I’m particularly saddened and concerned at the recent news that a dozen dolphins have died after being trapped in a beach seine net in the inner harbour at Trincomalee, northeast Sri Lanka. The dolphins were identified as spinner dolphins by WDC colleague, conservation biologist, Ranil Nanayakkara. Spinners, possibly the most acrobatic of all dolphin species, are incredibly popular and delight whale watchers off Sri Lanka and elsewhere around the world.
Distressing video taken by an observer shows that some of the dolphins were still alive when the nets were hauled in. All marine mammals in Sri Lankan waters are protected by law and nine local fishermen have been arrested and remain in custody. The fishermen claim that they realised too late that the dolphins were caught in the net.

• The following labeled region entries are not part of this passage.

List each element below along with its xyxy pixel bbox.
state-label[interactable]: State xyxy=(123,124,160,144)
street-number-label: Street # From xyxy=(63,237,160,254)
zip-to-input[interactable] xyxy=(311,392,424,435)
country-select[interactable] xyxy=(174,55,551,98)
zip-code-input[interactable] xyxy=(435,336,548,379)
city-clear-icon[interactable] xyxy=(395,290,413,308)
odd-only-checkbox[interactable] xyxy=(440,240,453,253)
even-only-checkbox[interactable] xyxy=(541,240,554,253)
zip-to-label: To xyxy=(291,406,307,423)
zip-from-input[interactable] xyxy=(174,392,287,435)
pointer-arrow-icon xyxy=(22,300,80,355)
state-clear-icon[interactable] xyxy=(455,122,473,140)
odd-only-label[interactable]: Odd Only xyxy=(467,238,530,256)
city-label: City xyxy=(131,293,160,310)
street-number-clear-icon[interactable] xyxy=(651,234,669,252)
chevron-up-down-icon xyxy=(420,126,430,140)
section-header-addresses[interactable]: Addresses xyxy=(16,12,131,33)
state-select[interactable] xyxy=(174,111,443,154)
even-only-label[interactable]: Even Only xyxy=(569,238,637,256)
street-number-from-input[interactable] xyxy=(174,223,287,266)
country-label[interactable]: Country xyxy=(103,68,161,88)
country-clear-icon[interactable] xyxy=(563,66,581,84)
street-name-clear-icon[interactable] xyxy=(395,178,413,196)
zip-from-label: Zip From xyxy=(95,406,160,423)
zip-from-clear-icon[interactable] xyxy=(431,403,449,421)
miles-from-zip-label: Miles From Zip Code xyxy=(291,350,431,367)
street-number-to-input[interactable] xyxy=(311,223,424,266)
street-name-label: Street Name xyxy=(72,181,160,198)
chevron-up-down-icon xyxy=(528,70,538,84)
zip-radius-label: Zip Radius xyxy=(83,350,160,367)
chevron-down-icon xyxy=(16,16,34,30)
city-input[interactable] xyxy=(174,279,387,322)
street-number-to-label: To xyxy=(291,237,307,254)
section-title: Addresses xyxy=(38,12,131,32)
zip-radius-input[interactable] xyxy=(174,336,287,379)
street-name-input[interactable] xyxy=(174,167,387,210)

Beach seine nets, known as ma dela in Sinhala, are seine nets which are operated from shore. The use of beach seine nets is legal here and these fishermen apparently had a licence. However, there are fears that hundreds of dolphins each year may be victims of ‘bycatch’ in nets – both legal and illegal – in these waters. Indeed, WDC is aware of incidents in both 2013 and 2015, off Kalpitiya to the northwest of the island, when dozens of spinner dolphins died due to illegal fisheries using dynamite and purse seine nets (laila nets).
The problem, sadly, is by no means new. The introduction of nylon fishing nets in the 1960s led to heavy bycatch which killed thousands of dolphins and other small cetacean species in Sri Lankan waters each year and created a ready supply of dolphin meat for use as shark bait, as well as for human consumption. In some regions, local demand for the meat inevitably tempted some fishermen to deliberately target dolphins in order to supplement their income. Despite whales and dolphins being legally protected in Sri Lankan waters since 1993, dolphins have continued to die (both accidentally and occasionally, deliberately) and it is clear that fishing practices around Sri Lanka require urgent review.